Name:  Ida
AuthorRead by:  Tim Callahan
Episodes:  31
Format:  Podcast Novel
Running Time:  10.7 Hours
AuthorNovel Website:
Podcast Feed:
One sentence synopsis:  A mining space station orbiting an asteroid has to fight for its freedom after a wave of babies are born.

This story is more than a story about a group of engineers and scientists becoming revolutionaries.  Listening to this is also listening to the journey of one writer down the path of audio novels.  This is the first audio novel released by Tim Callahan, but it is certainly not the last.  There are currently three novels in his Arwen series and a fourth will go live later this month.  I do enjoy these novels and will have much more to say on them in their inevitable review.  For now though I wanted to look back at Tim Callahan’s first novel Ida.  I discovered this novel by searching iTunes for his name and didn’t know quite what to expect.  I was hoping for another story similar to The Arwen, but was presented with something else entirely.

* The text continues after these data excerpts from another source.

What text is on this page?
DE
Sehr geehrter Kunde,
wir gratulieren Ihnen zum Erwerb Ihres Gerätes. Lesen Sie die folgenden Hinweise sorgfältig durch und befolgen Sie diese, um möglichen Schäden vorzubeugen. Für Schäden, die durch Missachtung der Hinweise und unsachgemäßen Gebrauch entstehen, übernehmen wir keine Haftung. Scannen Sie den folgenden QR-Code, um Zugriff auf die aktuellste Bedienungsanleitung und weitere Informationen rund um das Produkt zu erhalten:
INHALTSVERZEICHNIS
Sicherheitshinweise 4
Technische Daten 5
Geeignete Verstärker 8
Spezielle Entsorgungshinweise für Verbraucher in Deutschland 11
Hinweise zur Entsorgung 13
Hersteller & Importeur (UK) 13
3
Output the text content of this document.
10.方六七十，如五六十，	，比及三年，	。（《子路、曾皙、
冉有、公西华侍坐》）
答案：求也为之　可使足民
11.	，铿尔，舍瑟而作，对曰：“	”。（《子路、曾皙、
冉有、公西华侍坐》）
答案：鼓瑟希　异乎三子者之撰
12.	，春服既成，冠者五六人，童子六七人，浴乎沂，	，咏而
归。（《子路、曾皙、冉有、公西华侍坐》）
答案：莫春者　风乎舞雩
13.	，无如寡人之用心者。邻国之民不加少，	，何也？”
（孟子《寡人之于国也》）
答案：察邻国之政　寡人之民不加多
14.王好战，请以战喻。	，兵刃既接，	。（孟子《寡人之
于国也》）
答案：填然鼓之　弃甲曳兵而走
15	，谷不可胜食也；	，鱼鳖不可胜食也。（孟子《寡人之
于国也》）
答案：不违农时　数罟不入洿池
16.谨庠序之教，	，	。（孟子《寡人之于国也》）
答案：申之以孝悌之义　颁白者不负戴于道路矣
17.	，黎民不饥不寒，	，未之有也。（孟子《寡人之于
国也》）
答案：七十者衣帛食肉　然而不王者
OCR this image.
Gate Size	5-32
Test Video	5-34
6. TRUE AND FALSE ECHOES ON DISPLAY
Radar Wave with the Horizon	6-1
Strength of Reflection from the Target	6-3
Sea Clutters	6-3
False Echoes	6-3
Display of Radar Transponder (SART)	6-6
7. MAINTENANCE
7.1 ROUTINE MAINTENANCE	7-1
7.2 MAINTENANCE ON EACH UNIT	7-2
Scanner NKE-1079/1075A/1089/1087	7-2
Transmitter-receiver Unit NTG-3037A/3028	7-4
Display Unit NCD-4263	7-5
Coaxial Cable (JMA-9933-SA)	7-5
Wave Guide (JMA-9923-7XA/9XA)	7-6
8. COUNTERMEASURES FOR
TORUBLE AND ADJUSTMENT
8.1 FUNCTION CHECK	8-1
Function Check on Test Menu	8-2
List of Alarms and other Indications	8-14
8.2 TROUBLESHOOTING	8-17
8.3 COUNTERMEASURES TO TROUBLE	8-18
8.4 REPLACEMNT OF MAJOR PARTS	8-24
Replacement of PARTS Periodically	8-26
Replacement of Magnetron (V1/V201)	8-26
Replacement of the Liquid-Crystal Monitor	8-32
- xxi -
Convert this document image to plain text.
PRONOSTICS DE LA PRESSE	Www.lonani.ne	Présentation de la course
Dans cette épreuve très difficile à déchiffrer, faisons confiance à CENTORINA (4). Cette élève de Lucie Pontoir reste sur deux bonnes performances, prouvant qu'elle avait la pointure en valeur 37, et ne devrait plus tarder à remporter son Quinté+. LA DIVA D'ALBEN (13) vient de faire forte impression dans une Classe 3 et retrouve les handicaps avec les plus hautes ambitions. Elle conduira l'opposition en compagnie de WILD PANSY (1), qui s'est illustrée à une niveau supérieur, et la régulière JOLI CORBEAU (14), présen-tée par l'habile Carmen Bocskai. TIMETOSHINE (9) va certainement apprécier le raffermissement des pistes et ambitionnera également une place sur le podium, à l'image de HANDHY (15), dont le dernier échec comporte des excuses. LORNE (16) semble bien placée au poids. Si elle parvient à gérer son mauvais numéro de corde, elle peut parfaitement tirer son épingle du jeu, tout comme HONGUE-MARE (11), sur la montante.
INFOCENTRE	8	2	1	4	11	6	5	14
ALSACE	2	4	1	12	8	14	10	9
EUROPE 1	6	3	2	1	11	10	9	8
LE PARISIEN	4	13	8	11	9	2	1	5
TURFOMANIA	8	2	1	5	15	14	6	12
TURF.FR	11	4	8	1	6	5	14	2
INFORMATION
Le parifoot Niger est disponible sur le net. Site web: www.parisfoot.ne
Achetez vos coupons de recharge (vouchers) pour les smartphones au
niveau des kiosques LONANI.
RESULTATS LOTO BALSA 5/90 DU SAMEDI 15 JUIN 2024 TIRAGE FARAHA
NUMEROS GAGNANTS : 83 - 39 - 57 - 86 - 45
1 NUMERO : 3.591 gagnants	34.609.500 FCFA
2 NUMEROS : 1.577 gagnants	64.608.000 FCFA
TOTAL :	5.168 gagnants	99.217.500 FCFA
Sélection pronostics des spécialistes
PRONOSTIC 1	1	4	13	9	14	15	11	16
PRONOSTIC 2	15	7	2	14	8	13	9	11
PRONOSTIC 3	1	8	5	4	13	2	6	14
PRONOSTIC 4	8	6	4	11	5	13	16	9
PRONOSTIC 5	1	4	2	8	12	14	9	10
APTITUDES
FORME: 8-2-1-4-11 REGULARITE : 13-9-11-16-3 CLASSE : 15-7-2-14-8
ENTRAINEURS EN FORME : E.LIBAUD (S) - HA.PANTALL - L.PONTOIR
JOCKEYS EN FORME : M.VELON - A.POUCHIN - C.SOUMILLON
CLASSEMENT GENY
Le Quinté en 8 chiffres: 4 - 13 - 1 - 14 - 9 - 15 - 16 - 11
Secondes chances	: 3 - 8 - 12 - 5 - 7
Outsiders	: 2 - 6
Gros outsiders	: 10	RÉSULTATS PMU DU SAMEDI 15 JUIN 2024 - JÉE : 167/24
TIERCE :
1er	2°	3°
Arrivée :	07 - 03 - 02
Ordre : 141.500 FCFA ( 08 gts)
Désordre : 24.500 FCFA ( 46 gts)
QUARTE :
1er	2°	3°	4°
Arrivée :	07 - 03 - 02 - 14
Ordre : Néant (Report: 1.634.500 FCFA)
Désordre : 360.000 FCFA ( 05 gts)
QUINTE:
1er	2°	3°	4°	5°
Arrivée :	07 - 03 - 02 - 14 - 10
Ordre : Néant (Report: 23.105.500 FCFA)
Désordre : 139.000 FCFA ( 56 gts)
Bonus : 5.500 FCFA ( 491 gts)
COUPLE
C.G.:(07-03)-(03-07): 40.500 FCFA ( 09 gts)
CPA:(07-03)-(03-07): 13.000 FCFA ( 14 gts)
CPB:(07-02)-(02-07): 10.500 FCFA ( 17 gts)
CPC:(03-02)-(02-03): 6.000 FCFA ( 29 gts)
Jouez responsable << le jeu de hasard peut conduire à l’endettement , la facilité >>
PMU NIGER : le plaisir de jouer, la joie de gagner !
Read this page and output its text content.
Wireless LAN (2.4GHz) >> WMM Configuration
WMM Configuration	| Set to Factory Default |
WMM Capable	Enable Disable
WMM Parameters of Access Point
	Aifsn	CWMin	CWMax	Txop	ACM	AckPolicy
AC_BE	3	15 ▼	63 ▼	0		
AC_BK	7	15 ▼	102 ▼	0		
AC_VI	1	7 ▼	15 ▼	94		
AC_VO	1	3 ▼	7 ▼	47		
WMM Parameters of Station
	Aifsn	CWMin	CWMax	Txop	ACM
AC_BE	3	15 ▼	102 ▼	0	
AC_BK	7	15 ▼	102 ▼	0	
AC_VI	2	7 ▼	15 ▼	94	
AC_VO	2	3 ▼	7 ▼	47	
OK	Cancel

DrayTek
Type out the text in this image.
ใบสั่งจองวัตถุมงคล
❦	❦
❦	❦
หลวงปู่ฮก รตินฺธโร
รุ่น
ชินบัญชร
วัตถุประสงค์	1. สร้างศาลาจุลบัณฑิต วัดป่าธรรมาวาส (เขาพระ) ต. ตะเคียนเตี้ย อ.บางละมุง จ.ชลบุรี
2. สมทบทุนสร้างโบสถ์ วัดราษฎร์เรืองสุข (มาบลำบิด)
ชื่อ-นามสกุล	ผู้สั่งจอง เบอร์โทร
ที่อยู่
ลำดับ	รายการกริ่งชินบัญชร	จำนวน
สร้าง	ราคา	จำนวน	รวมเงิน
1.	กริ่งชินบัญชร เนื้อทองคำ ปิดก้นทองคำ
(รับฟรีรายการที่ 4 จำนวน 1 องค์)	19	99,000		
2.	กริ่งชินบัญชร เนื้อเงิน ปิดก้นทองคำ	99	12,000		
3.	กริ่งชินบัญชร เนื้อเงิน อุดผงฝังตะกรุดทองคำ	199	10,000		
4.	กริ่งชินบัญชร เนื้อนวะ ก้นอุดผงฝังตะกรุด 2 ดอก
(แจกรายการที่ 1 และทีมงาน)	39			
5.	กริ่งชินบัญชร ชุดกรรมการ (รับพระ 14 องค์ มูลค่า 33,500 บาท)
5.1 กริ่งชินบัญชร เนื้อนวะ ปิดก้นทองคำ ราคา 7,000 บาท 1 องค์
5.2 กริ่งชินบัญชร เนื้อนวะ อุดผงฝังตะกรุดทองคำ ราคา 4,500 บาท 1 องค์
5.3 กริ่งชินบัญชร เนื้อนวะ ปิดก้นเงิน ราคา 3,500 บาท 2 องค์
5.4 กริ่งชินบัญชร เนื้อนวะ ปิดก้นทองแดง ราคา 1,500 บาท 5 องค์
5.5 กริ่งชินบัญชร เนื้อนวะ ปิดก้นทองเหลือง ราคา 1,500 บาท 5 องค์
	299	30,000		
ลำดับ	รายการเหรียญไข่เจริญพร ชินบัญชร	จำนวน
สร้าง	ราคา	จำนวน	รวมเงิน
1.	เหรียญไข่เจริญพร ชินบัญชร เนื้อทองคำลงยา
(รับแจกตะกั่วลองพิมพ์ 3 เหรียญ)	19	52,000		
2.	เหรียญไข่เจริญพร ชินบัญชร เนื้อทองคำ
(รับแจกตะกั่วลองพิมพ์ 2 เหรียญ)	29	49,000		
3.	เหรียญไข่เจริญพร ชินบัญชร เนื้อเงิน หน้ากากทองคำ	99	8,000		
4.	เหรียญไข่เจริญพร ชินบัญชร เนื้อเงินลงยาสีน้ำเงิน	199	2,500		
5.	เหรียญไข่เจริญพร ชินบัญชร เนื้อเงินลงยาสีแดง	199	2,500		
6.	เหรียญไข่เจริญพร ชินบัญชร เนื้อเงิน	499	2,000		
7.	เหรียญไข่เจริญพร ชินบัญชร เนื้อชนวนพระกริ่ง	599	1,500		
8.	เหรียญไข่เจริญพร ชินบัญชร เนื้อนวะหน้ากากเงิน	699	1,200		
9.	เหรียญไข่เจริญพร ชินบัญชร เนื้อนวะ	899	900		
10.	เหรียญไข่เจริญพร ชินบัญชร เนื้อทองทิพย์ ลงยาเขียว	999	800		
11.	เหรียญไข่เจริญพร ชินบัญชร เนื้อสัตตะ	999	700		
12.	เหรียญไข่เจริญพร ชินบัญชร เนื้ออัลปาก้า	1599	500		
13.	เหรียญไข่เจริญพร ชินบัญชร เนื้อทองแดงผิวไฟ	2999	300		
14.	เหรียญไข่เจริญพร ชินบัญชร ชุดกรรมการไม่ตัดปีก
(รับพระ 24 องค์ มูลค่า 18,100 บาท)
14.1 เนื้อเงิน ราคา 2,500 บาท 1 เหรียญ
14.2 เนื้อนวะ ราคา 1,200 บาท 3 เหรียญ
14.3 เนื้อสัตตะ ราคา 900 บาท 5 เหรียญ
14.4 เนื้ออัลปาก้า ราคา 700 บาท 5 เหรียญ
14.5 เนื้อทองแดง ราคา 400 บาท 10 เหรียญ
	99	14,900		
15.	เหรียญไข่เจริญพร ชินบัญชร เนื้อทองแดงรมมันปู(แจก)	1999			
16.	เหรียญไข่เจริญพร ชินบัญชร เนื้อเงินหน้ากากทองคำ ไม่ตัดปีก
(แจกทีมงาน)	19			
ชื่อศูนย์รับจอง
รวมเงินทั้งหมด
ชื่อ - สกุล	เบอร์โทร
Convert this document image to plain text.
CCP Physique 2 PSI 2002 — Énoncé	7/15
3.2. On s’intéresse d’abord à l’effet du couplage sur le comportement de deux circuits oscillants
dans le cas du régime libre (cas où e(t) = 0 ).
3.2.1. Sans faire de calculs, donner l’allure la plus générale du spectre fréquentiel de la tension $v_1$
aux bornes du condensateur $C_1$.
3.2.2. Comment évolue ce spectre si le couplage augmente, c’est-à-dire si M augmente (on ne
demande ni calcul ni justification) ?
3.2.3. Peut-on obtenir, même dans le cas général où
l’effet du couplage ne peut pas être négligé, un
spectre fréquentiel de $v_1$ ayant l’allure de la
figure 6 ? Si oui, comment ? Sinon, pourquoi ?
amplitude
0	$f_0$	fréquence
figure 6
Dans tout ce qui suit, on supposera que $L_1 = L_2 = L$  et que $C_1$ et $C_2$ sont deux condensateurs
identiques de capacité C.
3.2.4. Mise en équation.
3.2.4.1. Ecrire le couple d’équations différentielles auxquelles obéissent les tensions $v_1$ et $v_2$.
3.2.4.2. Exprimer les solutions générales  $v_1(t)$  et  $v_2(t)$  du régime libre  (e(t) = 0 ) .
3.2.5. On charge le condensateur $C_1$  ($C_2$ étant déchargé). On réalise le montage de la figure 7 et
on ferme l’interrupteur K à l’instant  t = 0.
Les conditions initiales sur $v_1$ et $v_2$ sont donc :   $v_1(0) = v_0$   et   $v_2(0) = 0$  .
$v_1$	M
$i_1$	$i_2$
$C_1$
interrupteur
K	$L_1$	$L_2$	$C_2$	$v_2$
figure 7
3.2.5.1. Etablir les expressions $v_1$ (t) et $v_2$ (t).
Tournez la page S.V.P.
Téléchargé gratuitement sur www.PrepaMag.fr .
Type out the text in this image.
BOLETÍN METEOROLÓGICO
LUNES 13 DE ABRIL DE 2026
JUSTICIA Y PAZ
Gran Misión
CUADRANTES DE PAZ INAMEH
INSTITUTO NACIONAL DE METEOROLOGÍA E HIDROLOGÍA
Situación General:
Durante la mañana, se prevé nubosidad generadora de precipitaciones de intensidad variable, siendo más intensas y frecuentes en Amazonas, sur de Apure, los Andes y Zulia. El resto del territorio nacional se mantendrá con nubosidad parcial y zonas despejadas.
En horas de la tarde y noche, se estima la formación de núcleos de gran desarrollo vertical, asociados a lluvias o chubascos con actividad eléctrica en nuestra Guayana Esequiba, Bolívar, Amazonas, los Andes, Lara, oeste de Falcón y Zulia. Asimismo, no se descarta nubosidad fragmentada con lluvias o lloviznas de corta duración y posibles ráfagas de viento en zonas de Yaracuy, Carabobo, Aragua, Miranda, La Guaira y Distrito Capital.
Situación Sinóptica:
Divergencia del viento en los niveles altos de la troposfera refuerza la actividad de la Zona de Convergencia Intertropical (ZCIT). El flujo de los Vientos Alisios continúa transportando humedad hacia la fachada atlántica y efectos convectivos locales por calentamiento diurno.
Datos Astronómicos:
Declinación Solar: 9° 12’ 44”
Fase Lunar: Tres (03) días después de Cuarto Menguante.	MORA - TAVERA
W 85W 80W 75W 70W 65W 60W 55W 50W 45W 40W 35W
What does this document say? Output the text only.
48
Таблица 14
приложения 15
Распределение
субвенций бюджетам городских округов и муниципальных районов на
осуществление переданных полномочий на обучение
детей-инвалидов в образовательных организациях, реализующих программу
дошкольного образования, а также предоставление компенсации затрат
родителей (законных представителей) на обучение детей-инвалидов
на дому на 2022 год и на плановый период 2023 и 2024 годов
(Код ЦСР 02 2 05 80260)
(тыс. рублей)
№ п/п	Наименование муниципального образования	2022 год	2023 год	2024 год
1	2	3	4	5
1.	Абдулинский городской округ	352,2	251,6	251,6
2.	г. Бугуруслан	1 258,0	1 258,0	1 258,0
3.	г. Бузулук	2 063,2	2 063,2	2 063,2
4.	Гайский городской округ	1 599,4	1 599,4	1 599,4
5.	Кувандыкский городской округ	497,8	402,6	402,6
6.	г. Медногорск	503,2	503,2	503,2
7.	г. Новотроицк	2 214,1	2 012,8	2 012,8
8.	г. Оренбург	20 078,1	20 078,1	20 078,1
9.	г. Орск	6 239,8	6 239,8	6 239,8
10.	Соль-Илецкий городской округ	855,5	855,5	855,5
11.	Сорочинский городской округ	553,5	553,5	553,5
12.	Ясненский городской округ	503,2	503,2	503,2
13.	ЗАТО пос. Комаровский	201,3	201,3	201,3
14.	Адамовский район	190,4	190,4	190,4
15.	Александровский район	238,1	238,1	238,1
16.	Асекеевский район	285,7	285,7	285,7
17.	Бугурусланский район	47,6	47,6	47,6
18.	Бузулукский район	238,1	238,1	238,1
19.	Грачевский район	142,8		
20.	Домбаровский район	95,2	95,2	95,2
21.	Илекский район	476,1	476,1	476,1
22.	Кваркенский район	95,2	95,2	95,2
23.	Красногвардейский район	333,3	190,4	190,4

This novel is painful to listen to in the beginning.  For the first few episodes the author is using a basic headset mic and the sound quality is very poor.   There is reverb and it generally sounds like he is speaking in a tin can.  Also there are major sound volume issues.  Some scenes you have to turn the volume up to hear it and others you have to turn it down because it is hurting your ears.  The author also maxes out the mic numerous times leaving that flat sound that just doesn’t sound right.  Possibly the most painful aspect of the early episodes come from the author himself.  Each episode he tells us that he is not very good at this yet and open to suggestions.  He basically continues to talk himself down for the first ¼-1/2 of the book not realizing that talking like that is a self fulfilling prophecy and makes the listeners far more critical of what they are listening to.  It may sound like I am being a bit hard on the author, but the beginning really was that painful to listen to and if I didn’t know that he had potential from his later podiobooks I would not have finished this one.

As the podcast goes on the author starts working on the many issues I just mentioned.  He purchased a new mic and the sound quality instantly improved within the first 10 episodes.  It is noticeable that his abilities with sound editing improved as he continued to work on them.  The volume level issues did continue through the end, but he learned much better mic skills as he continued which mitigated the problem.  Finally someone spoke to him about all the self defeating messages and he toned them back as well.  Basically he grew into the role of podiobook author.

I’m not going to say this is a great podiobook, but it is the most improved from beginning to end that I have ever listened too.  Some of the characters are annoying and the voices of some particularly get to me.  He does make a good effort to create a larger setting and give you the impression that you are just looking at a tiny little party of a fully developed environment.  The story was engaging but I think I would have preferred it being shorter and in print form instead with some of the pacing issues worked out.  This novel was necessary though for the author to gain the experience he needed to produce better works in the future.